A HIGHLY experienced gunman named Horace Graydon was sentenced this week to 35 years in prison. He belongs to the small minority of offenders -- the most violent, and the most incorrigible -- who are responsible for a large majority of serious crimes. After four previous convictions for armed robbery, he was most recently found guilty of taking part in the holdup of an armored car and the ensuing sidewalk shoot- out. Mr. Graydon was the first defendant sentenced under the new District of Columbia law aimed at precisely this kind of dangerous and chronic offender.
This sentencing law owes much to Sen. Arlen Specter (R-Pa.), who argues that, by the time a person has committed repeated and serious felonies, there is little hope that he will be rehabilitated in prison. It follows, he believes, that these offenders must be incarcerated for long periods and that the federal government must help the states with these cases. In 1984 Congress enacted major crime-control legislation that contained his proposal authorizing federal prosecution of those charged with armed offenses who already had three prior convictions for robbery or burglary. For them the law established 15-year prison terms with no possibility of parole. There are now hundreds of cases similar to Mr. Graydon's in the federal courts here and around the country.
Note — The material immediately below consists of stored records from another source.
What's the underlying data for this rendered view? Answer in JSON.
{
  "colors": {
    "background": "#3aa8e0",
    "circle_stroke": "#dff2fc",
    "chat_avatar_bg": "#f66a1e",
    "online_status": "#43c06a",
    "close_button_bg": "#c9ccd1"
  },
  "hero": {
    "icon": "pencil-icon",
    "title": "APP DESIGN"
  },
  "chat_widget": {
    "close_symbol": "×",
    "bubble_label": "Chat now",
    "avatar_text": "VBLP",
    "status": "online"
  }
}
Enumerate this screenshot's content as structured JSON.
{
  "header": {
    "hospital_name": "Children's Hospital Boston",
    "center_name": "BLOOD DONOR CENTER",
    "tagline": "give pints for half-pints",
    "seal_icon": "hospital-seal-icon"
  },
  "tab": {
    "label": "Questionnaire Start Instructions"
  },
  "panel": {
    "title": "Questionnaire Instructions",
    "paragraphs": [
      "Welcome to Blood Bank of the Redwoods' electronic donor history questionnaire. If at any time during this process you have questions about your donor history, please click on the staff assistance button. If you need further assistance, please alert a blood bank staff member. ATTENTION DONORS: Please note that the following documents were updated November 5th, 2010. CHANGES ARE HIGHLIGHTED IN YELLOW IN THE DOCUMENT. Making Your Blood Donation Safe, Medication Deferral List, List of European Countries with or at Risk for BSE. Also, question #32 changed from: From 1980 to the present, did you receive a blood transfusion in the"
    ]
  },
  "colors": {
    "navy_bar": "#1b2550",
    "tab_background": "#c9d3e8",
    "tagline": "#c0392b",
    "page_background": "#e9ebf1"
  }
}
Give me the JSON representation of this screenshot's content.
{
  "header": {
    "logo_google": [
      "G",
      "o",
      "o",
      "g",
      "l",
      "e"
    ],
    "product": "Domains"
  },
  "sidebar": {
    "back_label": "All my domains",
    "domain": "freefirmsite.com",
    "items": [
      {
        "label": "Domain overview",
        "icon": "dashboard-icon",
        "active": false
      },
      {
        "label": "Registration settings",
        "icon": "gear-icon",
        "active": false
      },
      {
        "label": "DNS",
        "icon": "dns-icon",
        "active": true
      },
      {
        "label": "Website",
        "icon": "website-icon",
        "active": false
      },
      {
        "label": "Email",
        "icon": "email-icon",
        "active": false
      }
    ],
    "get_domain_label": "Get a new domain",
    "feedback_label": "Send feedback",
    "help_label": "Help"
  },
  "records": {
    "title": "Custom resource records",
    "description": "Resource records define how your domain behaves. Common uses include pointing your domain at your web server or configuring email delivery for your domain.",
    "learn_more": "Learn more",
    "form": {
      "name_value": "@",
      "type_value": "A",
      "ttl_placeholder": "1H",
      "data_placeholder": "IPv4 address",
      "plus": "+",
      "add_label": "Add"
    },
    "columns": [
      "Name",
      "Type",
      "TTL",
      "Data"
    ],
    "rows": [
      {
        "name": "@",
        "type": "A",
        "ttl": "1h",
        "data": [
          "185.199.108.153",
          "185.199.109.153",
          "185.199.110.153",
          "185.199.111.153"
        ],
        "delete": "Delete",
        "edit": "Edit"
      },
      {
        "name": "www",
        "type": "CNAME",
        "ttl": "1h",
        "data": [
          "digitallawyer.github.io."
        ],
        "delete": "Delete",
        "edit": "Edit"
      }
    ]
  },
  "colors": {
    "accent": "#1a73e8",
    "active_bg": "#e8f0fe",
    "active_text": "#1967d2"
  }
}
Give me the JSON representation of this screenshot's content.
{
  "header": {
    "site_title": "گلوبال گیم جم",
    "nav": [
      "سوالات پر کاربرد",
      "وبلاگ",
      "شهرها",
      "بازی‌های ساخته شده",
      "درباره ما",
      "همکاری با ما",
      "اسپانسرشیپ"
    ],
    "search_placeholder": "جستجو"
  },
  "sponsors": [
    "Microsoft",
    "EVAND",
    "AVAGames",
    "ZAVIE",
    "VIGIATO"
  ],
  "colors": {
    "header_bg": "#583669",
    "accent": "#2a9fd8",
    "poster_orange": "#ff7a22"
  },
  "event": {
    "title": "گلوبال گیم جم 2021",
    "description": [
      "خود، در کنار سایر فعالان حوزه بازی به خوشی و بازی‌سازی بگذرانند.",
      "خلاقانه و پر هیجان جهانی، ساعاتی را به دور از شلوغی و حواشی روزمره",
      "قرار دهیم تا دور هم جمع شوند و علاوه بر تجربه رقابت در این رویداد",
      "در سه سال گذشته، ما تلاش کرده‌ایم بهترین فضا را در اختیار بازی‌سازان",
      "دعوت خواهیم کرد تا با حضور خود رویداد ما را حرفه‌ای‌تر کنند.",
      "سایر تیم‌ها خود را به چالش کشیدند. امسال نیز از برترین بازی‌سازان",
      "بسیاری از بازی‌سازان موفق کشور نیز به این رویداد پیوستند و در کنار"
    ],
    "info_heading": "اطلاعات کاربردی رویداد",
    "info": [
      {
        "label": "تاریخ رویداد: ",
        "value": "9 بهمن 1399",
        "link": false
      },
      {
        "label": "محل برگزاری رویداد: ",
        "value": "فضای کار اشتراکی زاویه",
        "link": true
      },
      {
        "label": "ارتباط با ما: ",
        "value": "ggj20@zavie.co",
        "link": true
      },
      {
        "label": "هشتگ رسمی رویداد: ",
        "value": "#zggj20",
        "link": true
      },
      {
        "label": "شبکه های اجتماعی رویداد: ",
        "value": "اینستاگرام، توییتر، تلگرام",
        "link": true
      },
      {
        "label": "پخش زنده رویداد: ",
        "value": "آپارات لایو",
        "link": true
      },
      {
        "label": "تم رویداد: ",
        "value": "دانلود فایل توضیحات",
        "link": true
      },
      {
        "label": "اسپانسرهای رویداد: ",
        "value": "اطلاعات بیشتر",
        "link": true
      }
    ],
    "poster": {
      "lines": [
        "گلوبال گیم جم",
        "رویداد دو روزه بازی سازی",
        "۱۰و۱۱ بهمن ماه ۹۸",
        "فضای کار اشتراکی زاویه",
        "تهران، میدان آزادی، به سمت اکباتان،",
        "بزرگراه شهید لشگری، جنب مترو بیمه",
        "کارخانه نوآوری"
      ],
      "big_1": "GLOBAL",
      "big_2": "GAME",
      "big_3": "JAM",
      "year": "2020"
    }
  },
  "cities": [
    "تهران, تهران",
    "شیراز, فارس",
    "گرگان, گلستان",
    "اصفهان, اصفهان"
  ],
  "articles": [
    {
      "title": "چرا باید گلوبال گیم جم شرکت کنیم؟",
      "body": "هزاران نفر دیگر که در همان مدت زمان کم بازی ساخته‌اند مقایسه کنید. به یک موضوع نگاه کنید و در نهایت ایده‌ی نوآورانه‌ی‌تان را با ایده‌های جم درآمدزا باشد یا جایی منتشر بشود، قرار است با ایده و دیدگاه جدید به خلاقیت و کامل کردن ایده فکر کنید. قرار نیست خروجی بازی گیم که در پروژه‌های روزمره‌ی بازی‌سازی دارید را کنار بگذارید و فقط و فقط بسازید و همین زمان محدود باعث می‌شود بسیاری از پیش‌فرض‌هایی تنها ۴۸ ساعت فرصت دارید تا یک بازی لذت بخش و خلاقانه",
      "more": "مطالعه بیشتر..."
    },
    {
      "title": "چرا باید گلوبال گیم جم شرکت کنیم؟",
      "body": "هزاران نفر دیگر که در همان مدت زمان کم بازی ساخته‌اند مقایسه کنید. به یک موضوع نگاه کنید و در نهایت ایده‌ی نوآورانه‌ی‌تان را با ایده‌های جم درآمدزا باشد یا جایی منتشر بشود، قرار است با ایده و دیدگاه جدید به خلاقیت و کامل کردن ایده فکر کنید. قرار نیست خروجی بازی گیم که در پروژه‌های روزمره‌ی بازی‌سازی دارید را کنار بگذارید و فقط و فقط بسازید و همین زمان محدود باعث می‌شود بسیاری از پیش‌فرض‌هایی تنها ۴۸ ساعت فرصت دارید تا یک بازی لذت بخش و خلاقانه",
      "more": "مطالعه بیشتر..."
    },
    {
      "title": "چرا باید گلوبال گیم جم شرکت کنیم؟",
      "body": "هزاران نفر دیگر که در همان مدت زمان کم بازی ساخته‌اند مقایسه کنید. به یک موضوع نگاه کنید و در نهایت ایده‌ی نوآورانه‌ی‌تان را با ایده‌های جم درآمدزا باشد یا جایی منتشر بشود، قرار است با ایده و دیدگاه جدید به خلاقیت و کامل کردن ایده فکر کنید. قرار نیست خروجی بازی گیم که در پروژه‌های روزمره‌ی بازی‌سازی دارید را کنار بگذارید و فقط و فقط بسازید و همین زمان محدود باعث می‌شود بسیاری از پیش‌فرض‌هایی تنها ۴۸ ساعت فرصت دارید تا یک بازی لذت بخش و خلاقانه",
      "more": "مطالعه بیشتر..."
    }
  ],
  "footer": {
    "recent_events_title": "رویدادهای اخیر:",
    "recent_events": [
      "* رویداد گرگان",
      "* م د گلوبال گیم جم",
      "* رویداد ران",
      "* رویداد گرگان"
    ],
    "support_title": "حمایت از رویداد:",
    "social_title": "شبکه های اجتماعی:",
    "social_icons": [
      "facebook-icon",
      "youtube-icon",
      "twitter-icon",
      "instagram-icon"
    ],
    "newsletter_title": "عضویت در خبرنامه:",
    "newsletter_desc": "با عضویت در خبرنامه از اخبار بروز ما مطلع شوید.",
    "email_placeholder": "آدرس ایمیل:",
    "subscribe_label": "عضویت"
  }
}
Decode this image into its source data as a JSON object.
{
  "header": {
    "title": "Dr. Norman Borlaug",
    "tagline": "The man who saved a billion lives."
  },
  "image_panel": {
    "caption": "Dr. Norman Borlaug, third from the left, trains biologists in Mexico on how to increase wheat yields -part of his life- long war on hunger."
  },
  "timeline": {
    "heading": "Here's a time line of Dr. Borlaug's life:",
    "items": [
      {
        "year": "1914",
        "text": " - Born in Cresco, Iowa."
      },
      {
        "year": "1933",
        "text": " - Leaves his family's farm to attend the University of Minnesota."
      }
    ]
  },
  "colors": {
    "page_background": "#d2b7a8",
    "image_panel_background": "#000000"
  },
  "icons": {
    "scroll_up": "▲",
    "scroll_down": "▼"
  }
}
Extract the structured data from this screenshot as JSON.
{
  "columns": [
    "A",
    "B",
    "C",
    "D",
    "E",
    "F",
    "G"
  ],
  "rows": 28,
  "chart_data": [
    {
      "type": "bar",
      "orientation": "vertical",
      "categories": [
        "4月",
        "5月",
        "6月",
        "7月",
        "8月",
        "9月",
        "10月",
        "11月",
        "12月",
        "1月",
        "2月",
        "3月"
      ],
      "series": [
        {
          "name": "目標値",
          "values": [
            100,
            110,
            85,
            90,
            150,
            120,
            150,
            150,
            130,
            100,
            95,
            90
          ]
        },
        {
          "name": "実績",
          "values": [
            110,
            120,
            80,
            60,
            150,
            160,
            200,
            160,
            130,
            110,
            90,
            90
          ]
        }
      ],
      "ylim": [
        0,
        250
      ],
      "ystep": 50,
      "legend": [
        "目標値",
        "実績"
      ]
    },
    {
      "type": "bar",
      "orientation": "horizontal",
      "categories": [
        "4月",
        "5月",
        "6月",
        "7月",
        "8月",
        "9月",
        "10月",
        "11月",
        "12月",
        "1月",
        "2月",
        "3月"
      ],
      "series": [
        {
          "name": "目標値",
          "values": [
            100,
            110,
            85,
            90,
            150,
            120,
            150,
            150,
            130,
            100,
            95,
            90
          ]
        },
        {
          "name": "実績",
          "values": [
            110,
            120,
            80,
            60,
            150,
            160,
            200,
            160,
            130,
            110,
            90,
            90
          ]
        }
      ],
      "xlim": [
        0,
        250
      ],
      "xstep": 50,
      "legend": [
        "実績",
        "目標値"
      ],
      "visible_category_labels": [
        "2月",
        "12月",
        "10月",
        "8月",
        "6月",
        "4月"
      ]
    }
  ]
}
In some jurisdictions, local prosecutors and federal officials have moved slowly to cooperate in these cases. Paper-work problems have cropped up, and it is not always easy to track down the details of prior convictions quickly. There is another problem here: some dangerous, violent offenders are not covered by the new law because they have been convicted of felonies other than burglary or robbery. The statute should be broadened to include multiple offenders whose crimes are murder, aggravated assault, rape and felony drug offenses.
The law is tough: a mandatory 15-year prison sentence is severe. But it is meant to deter or to incapacitate only those whose violence is serious and continuing. This concerted effort to involve the federal government in prosecuting hard-core offenders is warranted, and it is beginning to pay off.